After writing a satirical novel that The New York Times calls classist, Anna is shunned by the literary establishment and, in her hurt, radicalized by the philosophy of Ayn Rand. Determined to follow Rand's theory of rational selfishness, Anna alienates herself from the scene and eventually her friends and family. Finally, in true Randian style, she abandons everyone for the boundless horizons of Los Angeles, hoping to make a TV show about her beloved muse. Things look better in Hollywood—until the money starts running out, and with it Anna's faith in the virtue of selfishness. When a death in the family sends her running back to New York and then spiraling at her mother's house, Anna is offered a different kind of opportunity. A chance to kill the ego causing her pain at a mysterious commune on the island of Lesbos. The second half of Anna's odyssey finds her exploring a very different kind of freedom - communal love, communal toilets - and a new perspective on Ayn Rand that could bring Anna back home to herself.
Putting Rand in the title of one’s satirical novel feels like a dare, or at least — in a hyper-polarized time — a provocation. The good news is Freiman has written one of the funniest and unruliest novels in ages. It shakes you by the shoulders until you laugh, vomit or both ... Freiman scratches at the difference between knowing and knowingness, and how our blind spots can subsume our personality ... Rife with dissatisfactions — to its credit — and with self-aware jokes and serious questions about self-awareness. Also: serious questions about jokes ... Ultimately, though, the author torques her contrarianism past trolling, past knee-jerk philosophizing and past satire, alchemizing a critique of literary culture in all its ideological waywardness.
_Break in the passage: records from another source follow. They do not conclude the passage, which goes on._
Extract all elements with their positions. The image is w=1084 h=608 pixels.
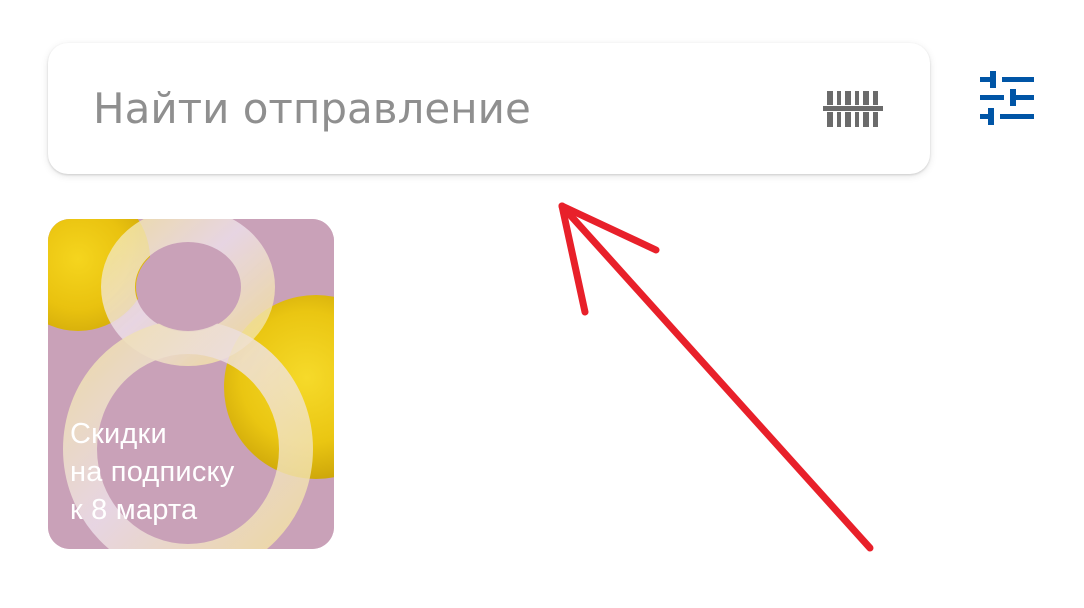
barcode-scan-icon-graphic xyxy=(823,91,883,127)
filter-sliders-icon[interactable] xyxy=(976,68,1038,128)
barcode-scan-icon[interactable] xyxy=(823,89,883,129)
filter-sliders-icon-graphic xyxy=(980,71,1034,125)
search-placeholder: Найти отправление xyxy=(93,84,531,133)
search-field[interactable]: Найти отправление xyxy=(48,43,930,174)
screen: Найти отправление Скидки на подписку к 8… xyxy=(0,0,1084,608)
promo-caption-line-3: к 8 марта xyxy=(70,494,198,526)
promo-caption: Скидки на подписку к 8 марта xyxy=(70,415,234,529)
promo-caption-line-1: Скидки xyxy=(70,418,167,450)
promo-card-march-8[interactable]: Скидки на подписку к 8 марта xyxy=(48,219,334,549)
promo-caption-line-2: на подписку xyxy=(70,456,235,488)
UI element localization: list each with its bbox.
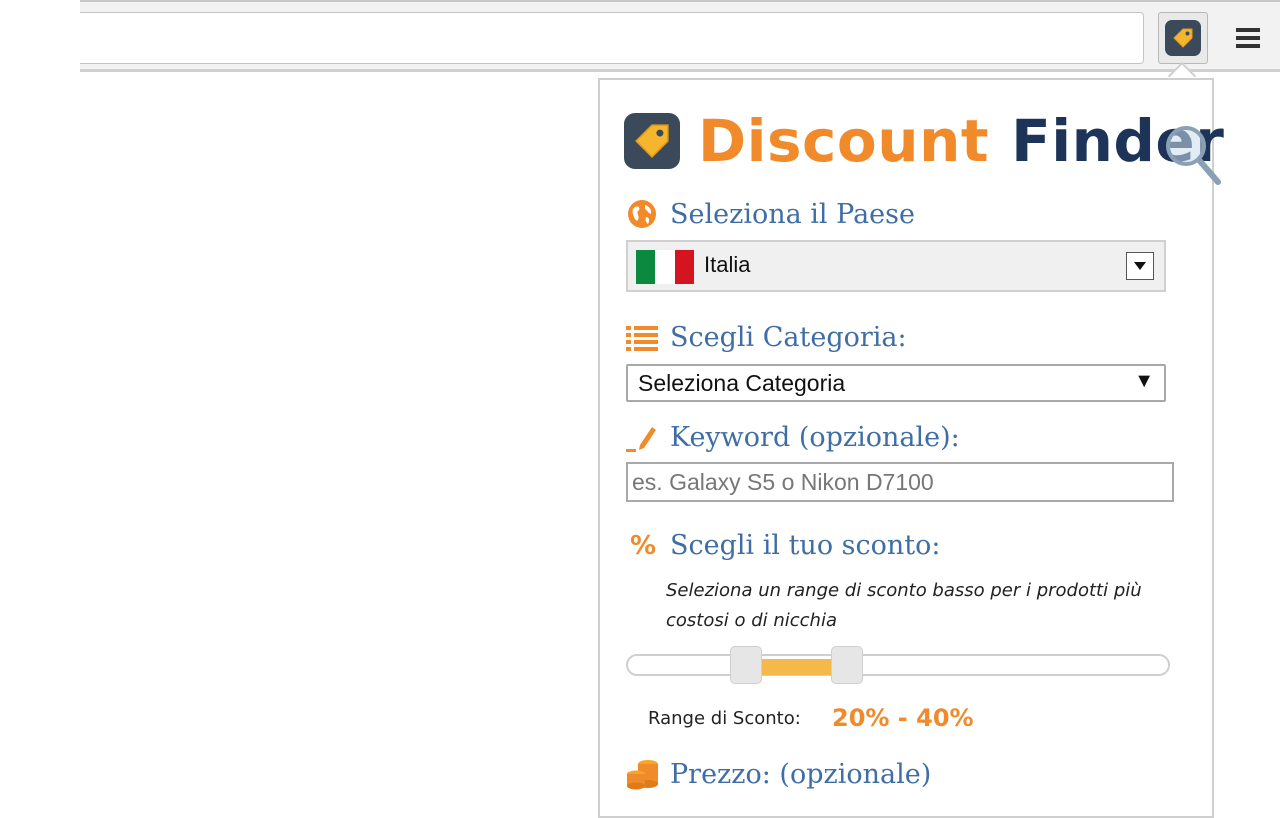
coins-icon — [626, 758, 660, 790]
category-label: Scegli Categoria: — [626, 322, 907, 353]
chevron-down-icon: ▼ — [1134, 370, 1154, 392]
chevron-down-icon[interactable] — [1126, 252, 1154, 280]
price-tag-icon — [1165, 20, 1201, 56]
hamburger-menu-icon[interactable] — [1230, 16, 1266, 60]
range-value: 20% - 40% — [832, 704, 974, 732]
country-label-text: Seleziona il Paese — [670, 198, 915, 230]
price-label: Prezzo: (opzionale) — [626, 758, 931, 790]
range-label: Range di Sconto: — [648, 708, 801, 729]
slider-min-handle[interactable] — [729, 646, 762, 684]
discount-hint: Seleziona un range di sconto basso per i… — [666, 580, 1142, 631]
discount-label: % Scegli il tuo sconto: — [626, 530, 941, 561]
keyword-input[interactable] — [626, 462, 1174, 502]
extension-popup: Discount Finder Seleziona il Paese Italia — [598, 78, 1224, 818]
slider-selected-range — [761, 659, 832, 675]
country-select[interactable]: Italia — [626, 240, 1166, 292]
category-label-text: Scegli Categoria: — [670, 322, 907, 353]
percent-icon: % — [630, 530, 657, 561]
discount-label-text: Scegli il tuo sconto: — [670, 530, 941, 561]
address-bar[interactable] — [80, 12, 1144, 64]
discount-range-slider[interactable] — [626, 646, 1170, 684]
slider-max-handle[interactable] — [831, 646, 864, 684]
list-icon — [626, 324, 660, 352]
keyword-label: Keyword (opzionale): — [626, 422, 960, 453]
logo: Discount Finder — [624, 106, 1224, 185]
keyword-label-text: Keyword (opzionale): — [670, 422, 960, 453]
pencil-icon — [626, 423, 660, 453]
italy-flag-icon — [636, 250, 694, 284]
logo-word-discount: Discount — [698, 107, 990, 175]
price-label-text: Prezzo: (opzionale) — [670, 758, 932, 790]
category-select[interactable]: Seleziona Categoria ▼ — [626, 364, 1166, 402]
browser-toolbar — [80, 0, 1280, 72]
country-label: Seleziona il Paese — [626, 198, 915, 230]
category-selected-value: Seleziona Categoria — [638, 370, 846, 396]
price-tag-icon — [624, 113, 680, 169]
logo-text: Discount Finder — [698, 112, 1224, 185]
country-selected-value: Italia — [704, 252, 751, 277]
discount-finder-extension-button[interactable] — [1158, 12, 1208, 64]
magnifier-icon — [1166, 126, 1222, 185]
globe-icon — [626, 198, 660, 230]
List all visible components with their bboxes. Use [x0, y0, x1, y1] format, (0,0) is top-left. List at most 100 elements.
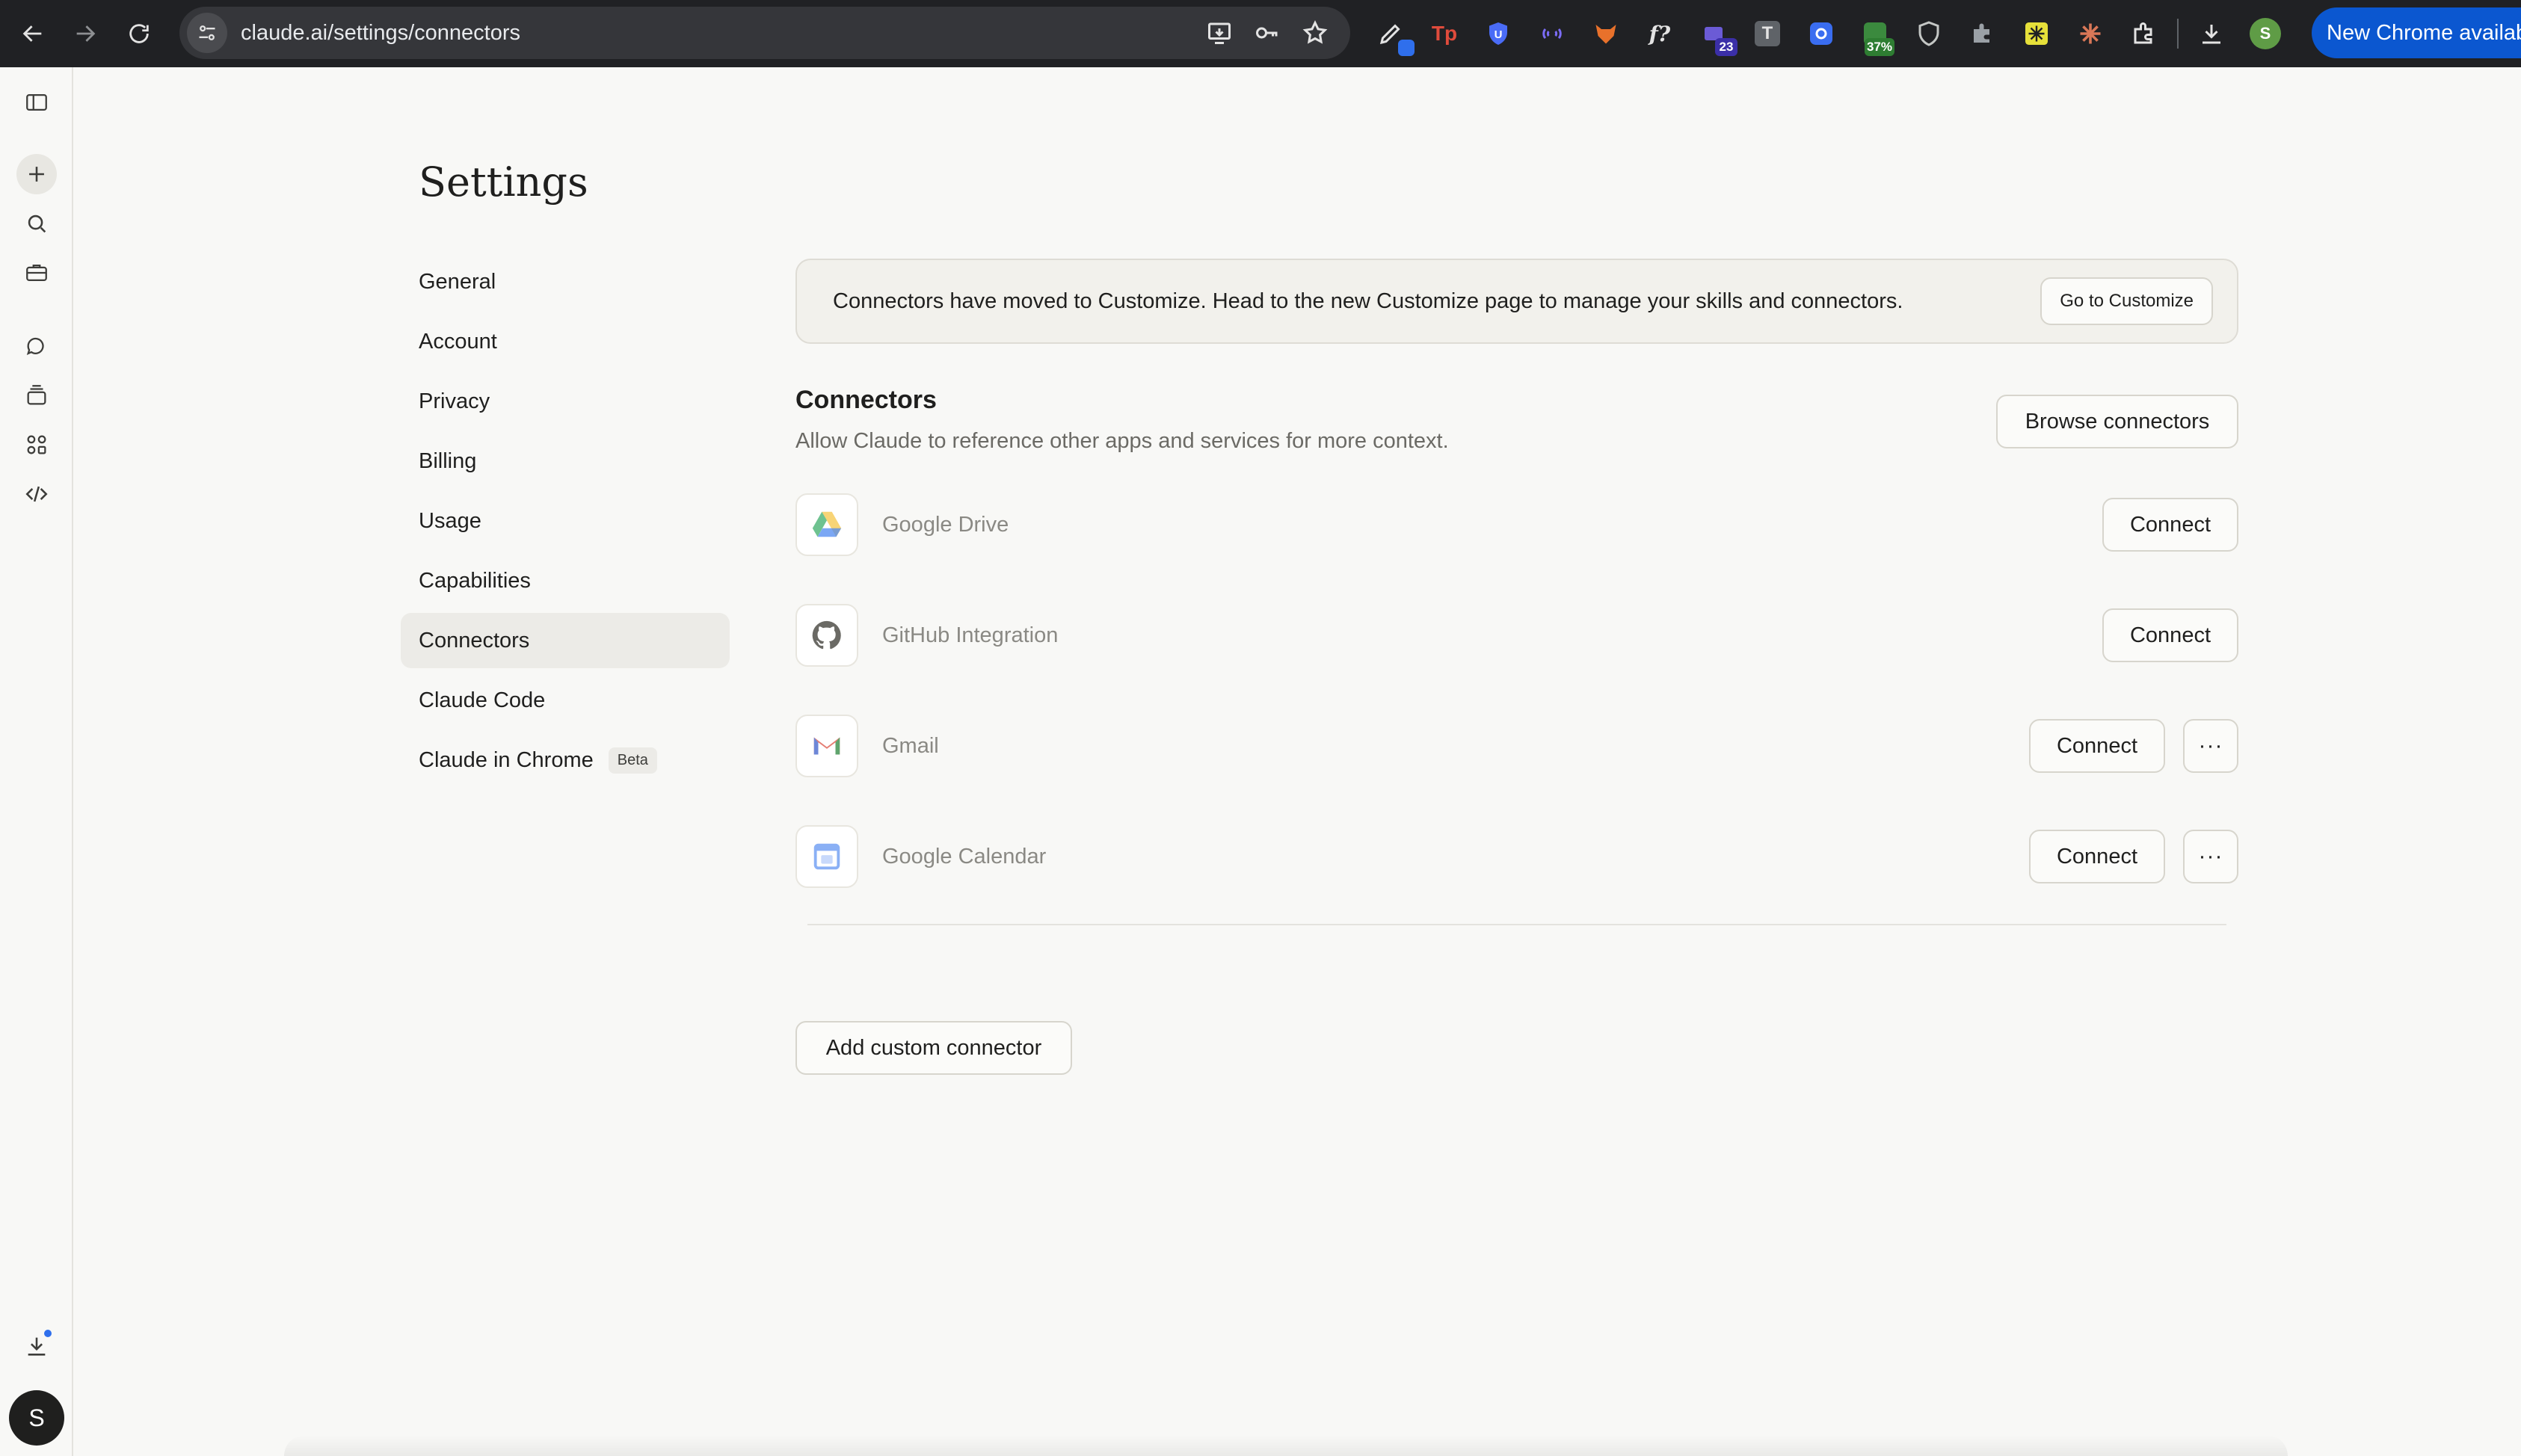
nav-item-billing[interactable]: Billing — [401, 434, 730, 489]
t-icon: T — [1755, 21, 1780, 46]
nav-item-claude-code[interactable]: Claude Code — [401, 673, 730, 728]
code-button[interactable] — [16, 474, 57, 514]
profile-avatar: S — [2250, 18, 2281, 49]
layers-icon — [27, 385, 46, 405]
downloads-button[interactable] — [2191, 13, 2232, 55]
nav-item-capabilities[interactable]: Capabilities — [401, 553, 730, 608]
asterisk-extension[interactable] — [2069, 13, 2111, 55]
shield-u-icon: U — [1489, 22, 1507, 45]
t-extension[interactable]: T — [1746, 13, 1788, 55]
nav-item-label: Capabilities — [419, 568, 531, 593]
chrome-update-button[interactable]: New Chrome availabl — [2312, 7, 2521, 58]
pen-extension[interactable] — [1370, 13, 1415, 56]
add-custom-connector-button[interactable]: Add custom connector — [795, 1021, 1072, 1075]
nav-item-general[interactable]: General — [401, 254, 730, 309]
section-divider — [807, 924, 2226, 925]
reload-button[interactable] — [117, 11, 161, 56]
code-icon — [25, 486, 48, 502]
toolbar-separator — [2177, 19, 2179, 49]
fox-extension[interactable] — [1585, 13, 1627, 55]
nav-item-privacy[interactable]: Privacy — [401, 374, 730, 429]
connector-name: Gmail — [882, 733, 939, 758]
briefcase-icon — [26, 264, 47, 282]
nav-item-connectors[interactable]: Connectors — [401, 613, 730, 668]
nav-item-label: Account — [419, 329, 497, 354]
connect-google-calendar-button[interactable]: Connect — [2029, 830, 2165, 883]
back-button[interactable] — [10, 11, 55, 56]
search-icon — [28, 215, 46, 233]
tp-extension[interactable]: Tp — [1423, 13, 1465, 55]
customize-banner: Connectors have moved to Customize. Head… — [795, 259, 2238, 344]
apps-button[interactable] — [16, 425, 57, 465]
chat-bubble-icon — [26, 337, 44, 355]
puzzle-grey-icon — [1974, 23, 1989, 43]
connectors-subtitle: Allow Claude to reference other apps and… — [795, 429, 1449, 453]
wave-icon — [1542, 28, 1562, 40]
app-root: claude.ai/settings/connectors Tp U f? 23… — [0, 0, 2521, 1456]
nav-item-label: Privacy — [419, 389, 490, 413]
tp-icon: Tp — [1431, 22, 1458, 45]
connect-google-drive-button[interactable]: Connect — [2102, 498, 2238, 552]
shield-u-extension[interactable]: U — [1477, 13, 1519, 55]
fox-icon — [1595, 25, 1616, 44]
sidebar-icon — [26, 93, 47, 111]
projects-button[interactable] — [16, 253, 57, 293]
fx-extension[interactable]: f? — [1639, 13, 1681, 55]
google-calendar-more-options-button[interactable]: ··· — [2183, 830, 2238, 883]
bottom-shadow — [284, 1435, 2288, 1456]
stack-extension-badge: 23 — [1715, 38, 1737, 56]
nav-item-label: General — [419, 269, 496, 294]
profile-button[interactable]: S — [2244, 13, 2286, 55]
grid-icon — [27, 435, 46, 454]
install-app-icon — [1208, 22, 1231, 44]
gmail-more-options-button[interactable]: ··· — [2183, 719, 2238, 773]
star-icon — [1302, 20, 1328, 44]
key-icon — [1256, 27, 1278, 39]
artifacts-button[interactable] — [16, 375, 57, 416]
download-app-button[interactable] — [16, 1326, 57, 1366]
site-info-button[interactable] — [187, 13, 227, 53]
go-to-customize-button[interactable]: Go to Customize — [2040, 277, 2213, 325]
toggle-sidebar-button[interactable] — [16, 82, 57, 123]
gear-extension[interactable] — [1800, 13, 1842, 55]
nav-item-usage[interactable]: Usage — [401, 493, 730, 549]
percent-extension-badge: 37% — [1864, 38, 1894, 56]
nav-item-label: Claude in Chrome — [419, 747, 594, 772]
connect-gmail-button[interactable]: Connect — [2029, 719, 2165, 773]
wave-extension[interactable] — [1531, 13, 1573, 55]
puzzle-grey-extension[interactable] — [1962, 13, 2004, 55]
gmail-icon — [813, 737, 840, 755]
nav-item-label: Billing — [419, 448, 477, 473]
gear-icon — [1810, 22, 1832, 45]
password-button[interactable] — [1252, 17, 1283, 49]
back-arrow-icon — [22, 25, 42, 42]
address-bar[interactable]: claude.ai/settings/connectors — [179, 7, 1350, 59]
user-avatar-button[interactable]: S — [9, 1390, 64, 1446]
connector-logo — [795, 715, 858, 777]
nav-item-label: Claude Code — [419, 688, 546, 712]
google-drive-icon — [812, 511, 842, 537]
search-button[interactable] — [16, 203, 57, 244]
sparkle-extension[interactable] — [2016, 13, 2057, 55]
stack-extension[interactable]: 23 — [1693, 13, 1737, 56]
nav-item-account[interactable]: Account — [401, 314, 730, 369]
cast-button[interactable] — [1204, 17, 1235, 49]
url-text[interactable]: claude.ai/settings/connectors — [241, 21, 1204, 46]
percent-extension[interactable]: 37% — [1854, 13, 1896, 56]
connector-row-github: GitHub Integration Connect — [795, 604, 2238, 667]
new-chat-button[interactable] — [16, 154, 57, 194]
connector-row-google-drive: Google Drive Connect — [795, 493, 2238, 556]
forward-arrow-icon — [76, 25, 96, 42]
bookmark-button[interactable] — [1299, 17, 1331, 49]
browse-connectors-button[interactable]: Browse connectors — [1996, 395, 2238, 448]
banner-text: Connectors have moved to Customize. Head… — [833, 289, 1903, 313]
connector-row-gmail: Gmail Connect ··· — [795, 715, 2238, 777]
connect-github-button[interactable]: Connect — [2102, 608, 2238, 662]
puzzle-extension[interactable] — [2123, 13, 2165, 55]
pen-extension-badge — [1398, 40, 1415, 56]
shield-extension[interactable] — [1908, 13, 1950, 55]
nav-item-claude-in-chrome[interactable]: Claude in Chrome Beta — [401, 732, 730, 788]
chats-button[interactable] — [16, 326, 57, 366]
shield-icon — [1918, 21, 1939, 46]
forward-button[interactable] — [63, 11, 108, 56]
Angular, careening ... Freiman’s singularly funny 2018 debut, Inappropriation, dealt in similar ideas: our humorless century, the allure of cult logic, the quest for a credo. Fans of that book will miss its strange, particular tenderness — here instead is a furious, jagged and radiant reckoning with the dangers of the manifesto, the mortifications of aging, the mercies and limitations of the comic posture, the job of the novelist and the indiscriminate desecration it demands.
Freiman has the qualities of a great comic writer: She’s deeply skeptical, sparing no one, including herself; she doesn’t ruminate at the expense of good timing; and most of all, she understands that the spirit of comedy, like the spirit of art, is risk, that a joke is a leap and that an uncertain landing is what makes it pleasurable, rousing, even deep ... Unlike Rand, Freiman’s novel, especially its second half, is interested in psychology; in the sometimes fun, sometimes frightening negotiation of power that can play out in subtle ways between strangers; and in the ways an individual is shaped by her context. In the end, her jokes land — because she takes these risks.